Elevated FGF-23 and iPTH levels indicate secondary hyperparathyroidism in patients with CKD. In such conditions, 25(OH)D levels tend to decrease [35]. In the KDIGO guidelines, the suggested upper normal limit of iPTH is 65 pg/mL [2]. In Table 4, FGF-23 and iPTH levels were higher in patients with a low eGFR. Particularly, the mean iPTH level in patients with and eGFR < 30 mL/min/1.73 m2 was over 65 pg/mL, suggesting hyperparathyroidism. In our study, our results showed no significant differences in total 25(OH)D, VDBP, bioavailable 25(OH)D, and free 25(OH)D levels among patients in different eGFR groups. Additionally, serum VDBP levels showed no correlation with eGFR or with the presence or absence of diabetes or albuminuria. Meanwhile, 24,25(OH)2D and VMR levels were lower in patients with an eGFR < 30 mL/min/1.73 m2. These results show that 24,25(OH)2D and VMR may be more strongly correlated with eGFR than other vitamin D markers.

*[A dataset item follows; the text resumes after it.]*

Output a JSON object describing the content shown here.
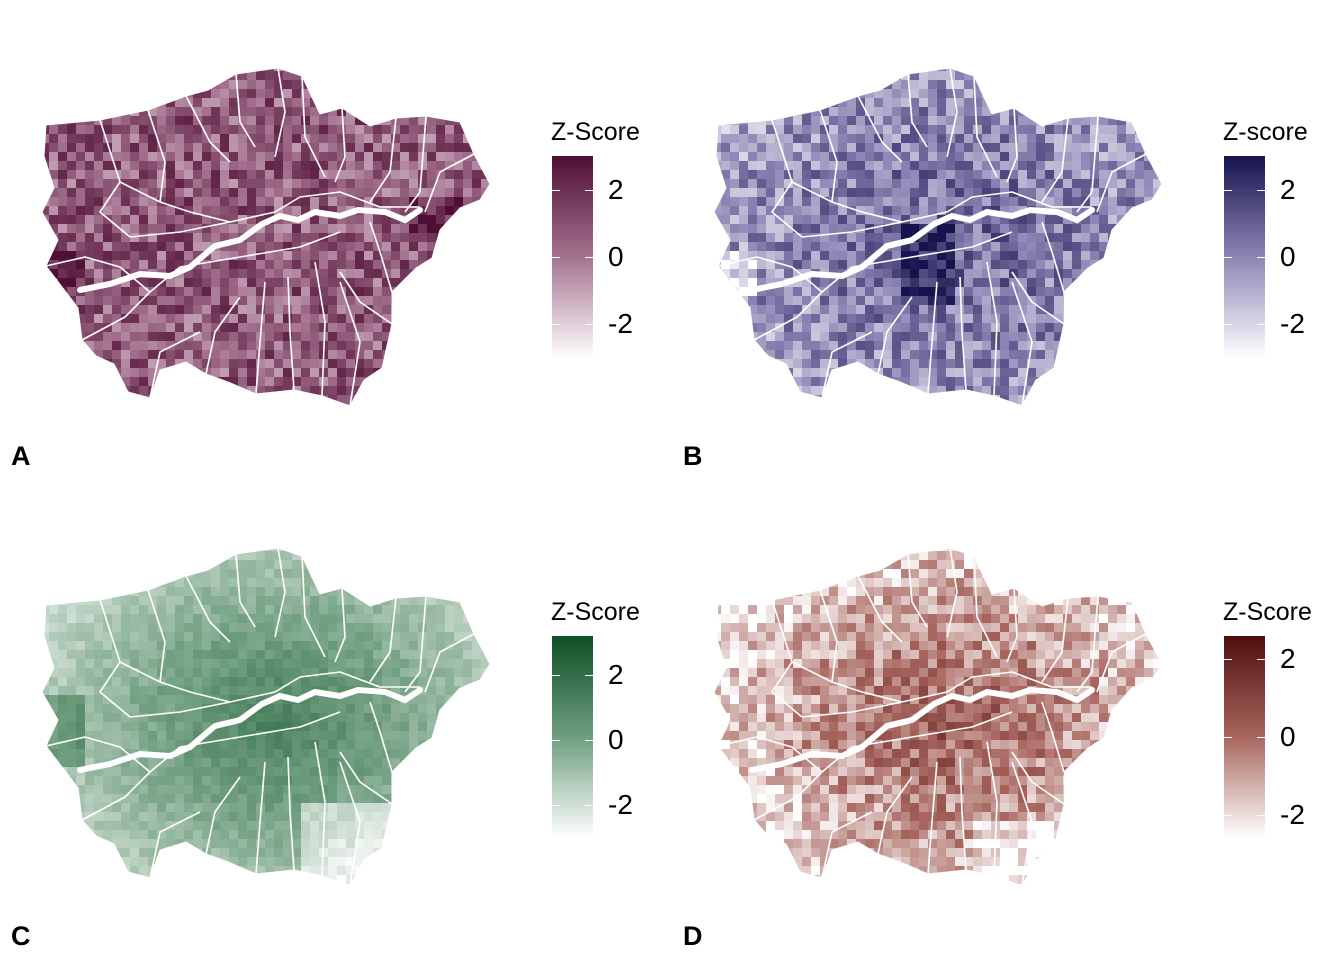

The 25(OH)D level tends to decrease as albuminuria worsens in patients with diabetes [36]. As bioavailable 25(OH)D includes albumin-bound 25(OH)D, 25(OH)D may be influenced by albuminuria or hypoalbuminemia. In a study conducted on patients with end-stage renal disease, bioavailable 25(OH)D may have a stronger association with the results of bone mineral density testing compared to total 25(OH)D or free 25(OH)D. Measuring levels of bioavailable 25(OH)D considers the binding status with albumin or vitamin D binding protein, which can vary in patients with CKD. It is proposed that this approach may be more biologically reliable than simply measuring the total 25(OH)D level [37]. As shown in Table 5, in patients with DKD, total 25(OH)D, 24,25(OH)2D, bioavailable 25(OH)D, and free 25(OH)D levels significantly decreased when uPCR increased. Interestingly, even in patients without DKD, only bioavailable 25(OH)D levels showed a significant change according to the uPCR (Table 6). Therefore, our results indicate that bioavailable 25(OH)D may be a reliable vitamin D marker in patients with CKD presenting with albuminuria regardless of the presence or absence of diabetes.
Our study has two limitations. First, it was conducted at a single center, and the study population consisted only of Koreans, which may limit its generalizability to a broader CKD patient population across diverse healthcare settings and geographic regions. Additionally, although patients taking vitamin D, calcium supplements, and calcium-based phosphorus binders that could affect vitamin D levels were excluded, environmental factors, such as individual dietary vitamin D intake or differences in sunlight exposure, were not accounted for.